Врач заполняет карточку мелким плавающим почерком, поди разбери, что она там написала. Лика, про которую все уже забыли, осторожно одевается, стараясь не сильно задевать бинты, подходит к маме и встает у нее за спиной, у самой двери.

-Анна Михайловна, - тихо просит Ксения,- нам нужно направление в Южно-Сахалинск на обследование, а я даже не знаю, к какому врачу ее везти. Болезнь вроде и не онкология, и не дерматит, а в Интернете пишут, что нигде не лечится. Служебный компьютер мужа уже гудит от наших запросов. Мы недавно заказали щадящие бинты, но это все очень дорого и непонятно, поможет или нет, и вообще, - она заикается, говорит очень быстро, стремится вылить на педиатра все свои проблемы.

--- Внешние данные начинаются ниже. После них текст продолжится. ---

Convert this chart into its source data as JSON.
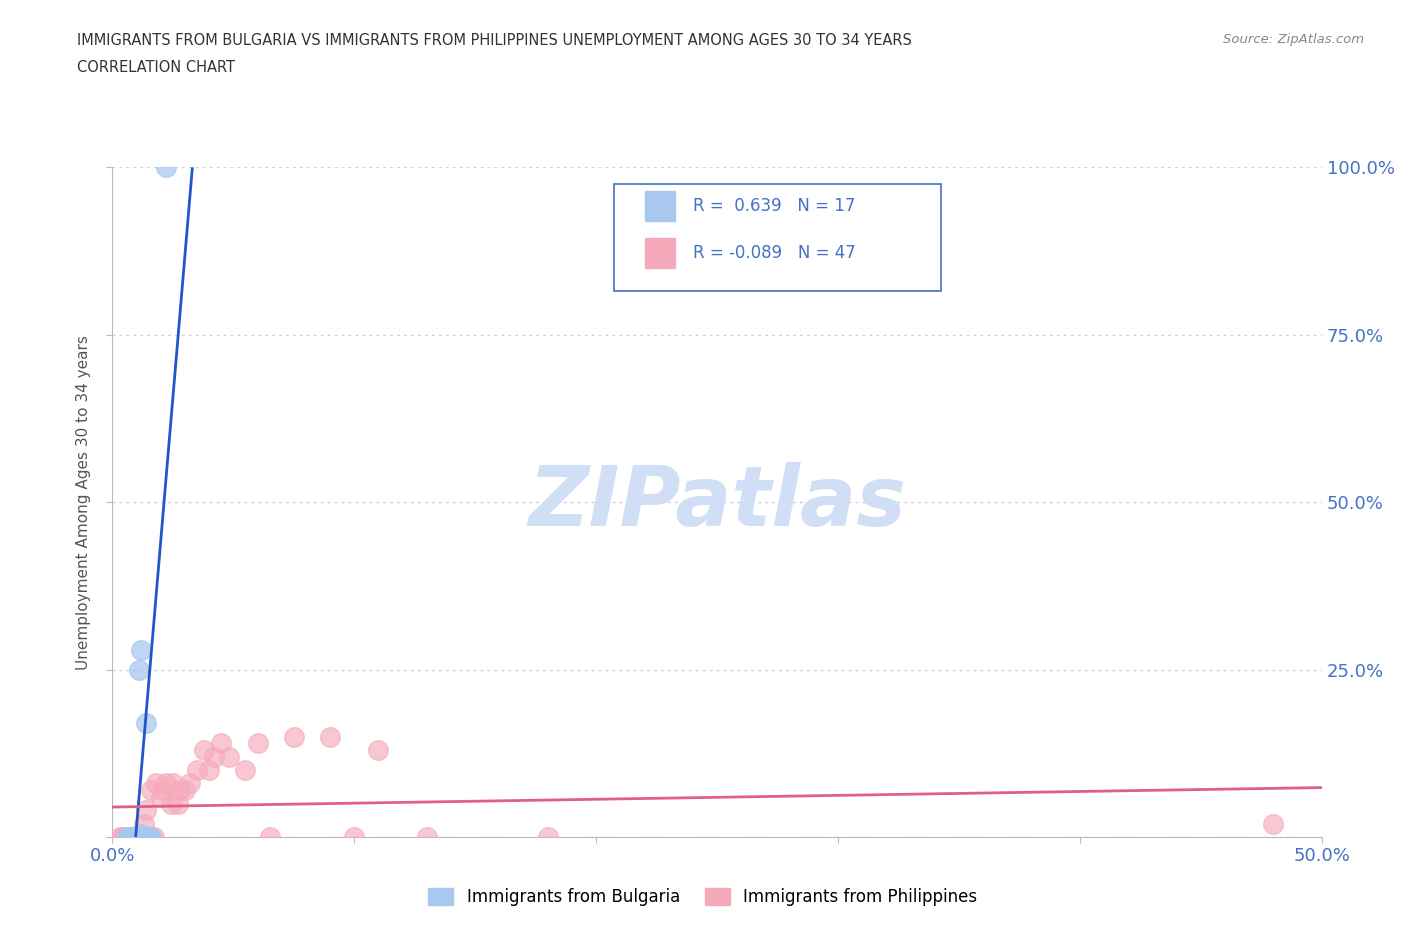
{
  "title_line1": "IMMIGRANTS FROM BULGARIA VS IMMIGRANTS FROM PHILIPPINES UNEMPLOYMENT AMONG AGES 30 TO 34 YEARS",
  "title_line2": "CORRELATION CHART",
  "source_text": "Source: ZipAtlas.com",
  "ylabel": "Unemployment Among Ages 30 to 34 years",
  "xlim": [
    0.0,
    0.5
  ],
  "ylim": [
    0.0,
    1.0
  ],
  "xticks": [
    0.0,
    0.1,
    0.2,
    0.3,
    0.4,
    0.5
  ],
  "yticks": [
    0.0,
    0.25,
    0.5,
    0.75,
    1.0
  ],
  "xticklabels": [
    "0.0%",
    "",
    "",
    "",
    "",
    "50.0%"
  ],
  "right_yticklabels": [
    "",
    "25.0%",
    "50.0%",
    "75.0%",
    "100.0%"
  ],
  "bulgaria_color": "#a8c8f0",
  "philippines_color": "#f5aabb",
  "bulgaria_line_color": "#2255cc",
  "philippines_line_color": "#e06080",
  "R_bulgaria": 0.639,
  "N_bulgaria": 17,
  "R_philippines": -0.089,
  "N_philippines": 47,
  "watermark_color": "#d0dff5",
  "background_color": "#ffffff",
  "grid_color": "#d0d0d0",
  "title_color": "#333333",
  "axis_label_color": "#555555",
  "tick_color": "#4472c4",
  "legend_box_color": "#4472c4",
  "bulgaria_x": [
    0.006,
    0.007,
    0.008,
    0.009,
    0.01,
    0.01,
    0.01,
    0.011,
    0.012,
    0.012,
    0.013,
    0.013,
    0.014,
    0.015,
    0.015,
    0.016,
    0.022
  ],
  "bulgaria_y": [
    0.0,
    0.0,
    0.0,
    0.0,
    0.0,
    0.0,
    0.0,
    0.25,
    0.28,
    0.005,
    0.0,
    0.0,
    0.17,
    0.0,
    0.0,
    0.0,
    1.0
  ],
  "philippines_x": [
    0.003,
    0.004,
    0.005,
    0.005,
    0.006,
    0.006,
    0.007,
    0.007,
    0.008,
    0.008,
    0.009,
    0.009,
    0.01,
    0.01,
    0.011,
    0.012,
    0.013,
    0.014,
    0.015,
    0.016,
    0.017,
    0.018,
    0.02,
    0.021,
    0.022,
    0.024,
    0.025,
    0.027,
    0.028,
    0.03,
    0.032,
    0.035,
    0.038,
    0.04,
    0.042,
    0.045,
    0.048,
    0.055,
    0.06,
    0.065,
    0.075,
    0.09,
    0.1,
    0.11,
    0.13,
    0.18,
    0.48
  ],
  "philippines_y": [
    0.0,
    0.0,
    0.0,
    0.0,
    0.0,
    0.0,
    0.0,
    0.0,
    0.0,
    0.0,
    0.0,
    0.0,
    0.0,
    0.0,
    0.0,
    0.0,
    0.02,
    0.04,
    0.0,
    0.07,
    0.0,
    0.08,
    0.06,
    0.07,
    0.08,
    0.05,
    0.08,
    0.05,
    0.07,
    0.07,
    0.08,
    0.1,
    0.13,
    0.1,
    0.12,
    0.14,
    0.12,
    0.1,
    0.14,
    0.0,
    0.15,
    0.15,
    0.0,
    0.13,
    0.0,
    0.0,
    0.02
  ]
}
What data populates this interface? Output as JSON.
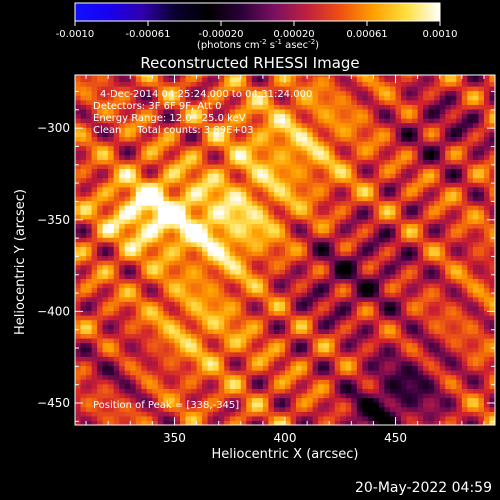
{
  "colorbar": {
    "stops": [
      "#1010ff",
      "#1800f0",
      "#3000b0",
      "#0a0030",
      "#000000",
      "#2a0038",
      "#7a1060",
      "#c02040",
      "#f05010",
      "#ffa000",
      "#ffe040",
      "#ffffff"
    ],
    "ticks": [
      "-0.0010",
      "-0.00061",
      "-0.00020",
      "0.00020",
      "0.00061",
      "0.0010"
    ],
    "unit_main": "(photons cm",
    "unit_exp1": "-2",
    "unit_mid": " s",
    "unit_exp2": "-1",
    "unit_tail": " asec",
    "unit_exp3": "-2",
    "unit_close": ")"
  },
  "chart_data": {
    "type": "heatmap",
    "title": "Reconstructed RHESSI Image",
    "xlabel": "Heliocentric X (arcsec)",
    "ylabel": "Heliocentric Y (arcsec)",
    "xlim": [
      305,
      495
    ],
    "ylim": [
      -462,
      -271
    ],
    "x_ticks": [
      350,
      400,
      450
    ],
    "y_ticks": [
      -300,
      -350,
      -400,
      -450
    ],
    "annotations": [
      "4-Dec-2014 04:25:24.000 to 04:31:24.000",
      "Detectors: 3F 6F 9F, Att 0",
      "Energy Range: 12.0 - 25.0 keV",
      "Clean     Total counts: 3.89E+03"
    ],
    "peak_label": "Position of Peak = [338,-345]",
    "peak": [
      338,
      -345
    ],
    "colormap": [
      "#000000",
      "#3a0040",
      "#8a1050",
      "#d02030",
      "#f06010",
      "#ffa000",
      "#ffe050",
      "#ffffff"
    ]
  },
  "footer": {
    "date": "20-May-2022 04:59"
  }
}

-Ну, от меня что вы хотите? - женщина устало смотрит на Ксению.

-Дайте, пожалуйста, направление на обследование в Сахалинск. И еще, Лике второй год не могут присвоить инвалидность, мы уже отдали все документы.

-Инвалидность дается либо лежачим, либо лицам с тяжелыми заболеваниями, - цедит сквозь зубы врач. Тупая, непробиваемая корова.

-У Лики тяжелое заболевание, - раздраженно шипит Ксения, подаваясь вперед, - она почти глотать не может, ест еле-еле. Бинты эти в кожу впиваются, их оторвать невозможно, отслаиваются с мясом, с кровью, и так каждые три дня. Она на улице не бывает, зеленая, вы только посмотрите на нее!

-Я не знаю, какое там заболевание вы хотите мне привесить, - врач отмахивается от Ксении, как от назойливой мухи. - Направления даются по квоте, там запись. Места забиты до января 2009 года. Потом очередь сдвинется, и, может быть, вы попадете в список.

-Господи, но Лика не может ждать три с лишним года!

-Слушай, мамаша, время на прием заканчивается. - Анна Михайловна говорит резко и требовательно, ее достали непонятливые посетители. - Болезнь у ребенка смертельная? Сдохнуть в любой момент может?

Ксения на миг остолбеневает от такого хамства.

-Нет, но болезнь неизлечимая.

-Но, раз не смертельная, то полный порядок,- врачиха откидывается на кресле.- Не умирает, значит подождать может. Не волнуйтесь, организм довольно крепкий, хотя и ослабленный, и истощенный. Кормите лучше, и не загнется.

Кормить, да она глотать не может! Это дуре не объяснить. Стеклянная, деревянная, оловянная, каменная! Ксения почти бегом вылетает из кабинета, Лика, задыхаясь, бежит следом.

-Тварь безмозглая, - От злости Ксения пинает в небо комок снега. Лика восхищенно смотрит на отлетевший довольно далеко снежок. Ксения пробирается по тропинке, скользя по льду.

-А ты вообще заткнись, - шипит она, хотя дочь не говорит ни слова. Ей тут же становится жгуче стыдно перед ребенком. Плохая она мать, не может обуздать себя и свои слабости. А, ладно. Она чувствует, как течет по лицу тушь, наложенная утром. Ксения любит краситься, хотя куда выйдешь в деревне? Разве что к свиньям, которых тут и не держат, слишком дорого. Они бы умерли от голода, на острове мало что растет, кроме елок и бамбука, а покупать корм накладно. Ксения обрывает сама себя и дальше идет, уже ни о чем не думая, только сдерживаясь, чтобы не разрыдаться перед дочерью от злости, ярости и в который раз обрушенных надежд, как бы ни высокопарно это не звучало.